Tuesday, April 07, 2026

time to celebrate a birthday, a few of them actually. april rocks, i like to say, and the season has already begun. the first was a-d, a foster child who turned nine on the second. she had lots of cake and a big splash especially at school, but it was already pretty much over by tonight with but a few scraps of cake left sitting around.

the second however was CBN, who turned twenty-one, and this i felt was due a huge celebration if only internally, in my mind, where i've been waiting years for him to just become an adult and gain some independence. we rented him a car to go down to quincy to pick up his friends, but he appeared to be having so much fun with friends here in town that he might not even make it down there. no problem, or at least, not a problem with us. there were a bunch of kids here, all older teens, and we got them a pizza and an ice cream cake, but they ate the pizza only and left the cake. the remarkable thing was that they all got along. it was calm and there was no anger about unmet expectations or some kid being treated differently from some other. mind you, there is some anger about that issue in general, but it being his birthday, everyone was being pretty nice.
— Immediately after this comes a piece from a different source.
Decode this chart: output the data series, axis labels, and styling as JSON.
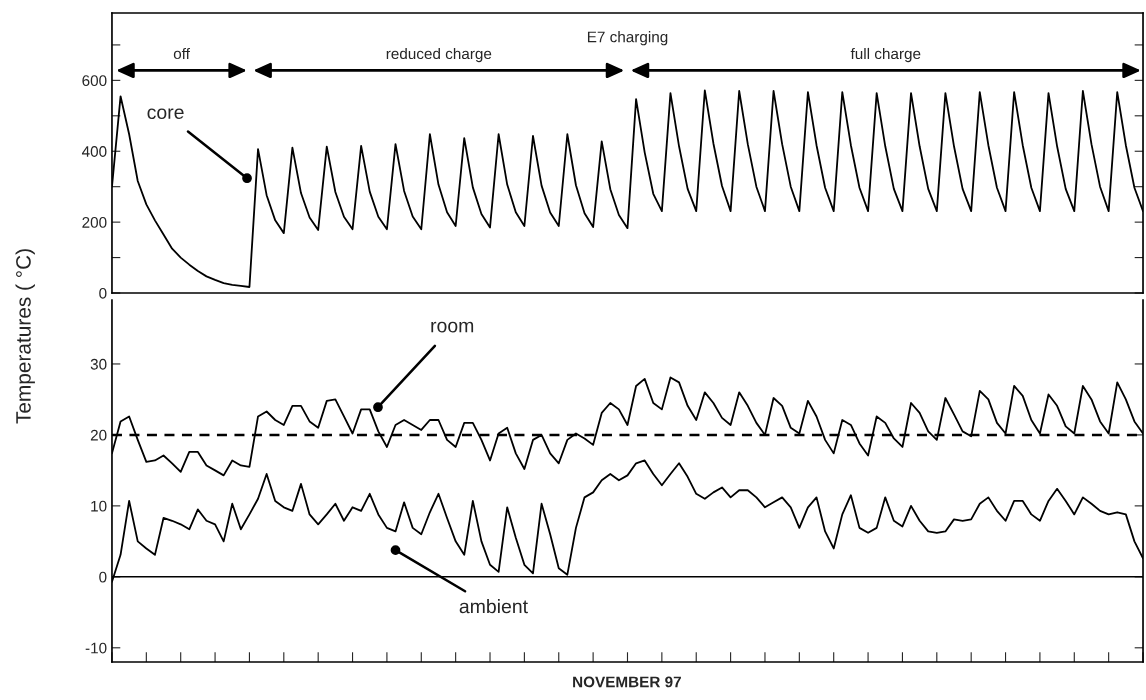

and the heck of it is, we never found out whether he was still going to quincy. if he left immediately after he left here, he'd get back around midnight which is already too late for me and which bothers me like any car full of black kids might bother a bored policeman on a tuesday night in rural illinois. but i'm sure he knows this and will drive carefully if he does anything at all. and he'll have friends with him who will surely keep him awake.

here's my surprise: i'm writing a book about it. how we treated a special kid, how we reacted to his dmdd, how it broke apart our family but still somehow we managed. i'm not sure if i can actually show this book to everyone, or whether one should make such things public, but it sure feels good writing it. it's like i've been waiting all along to tell my story. and also, it's my way of celebrating. i'm not going off to drink a bottle, or smoke a joint, but i'm coming up here enjoying my victory spilling it out like i'm doing here. let the world know how proud i am that he's twenty-one, and neither of us is dead or in jail.

last thing i did, is to take that little piece of cake and eat it. the ice cream cake - that stays untouched, waiting for him to come back, tonight or tomorrow. the girls' cake, i can have that, because that's what dads do.

it was a cold, grim day, windy, about freezing, reminded me of the day we went up to get him, in chicago, when he was born twenty-one years ago. april can be right cold in illinois and it was then as it was today. another son and i saw a baseball game that april and that was cold too. when the family went to pick him up it was later, like two weeks later, but it was cold, windy, gray, seemed actually kind of hostile. we bundled the baby up and kept him warm on the long trip. carbondale unlike galesburg is about six from chicago (galesburg being only three) so we may have taken two days. he was tiny.

today, he's somewhat adrift, trying to come to terms with disability. i think he could still do something with his life, and probably will, but even at twenty-one isn't ready. at least he's staying out of trouble. and has friends. and is still alive, and not in jail.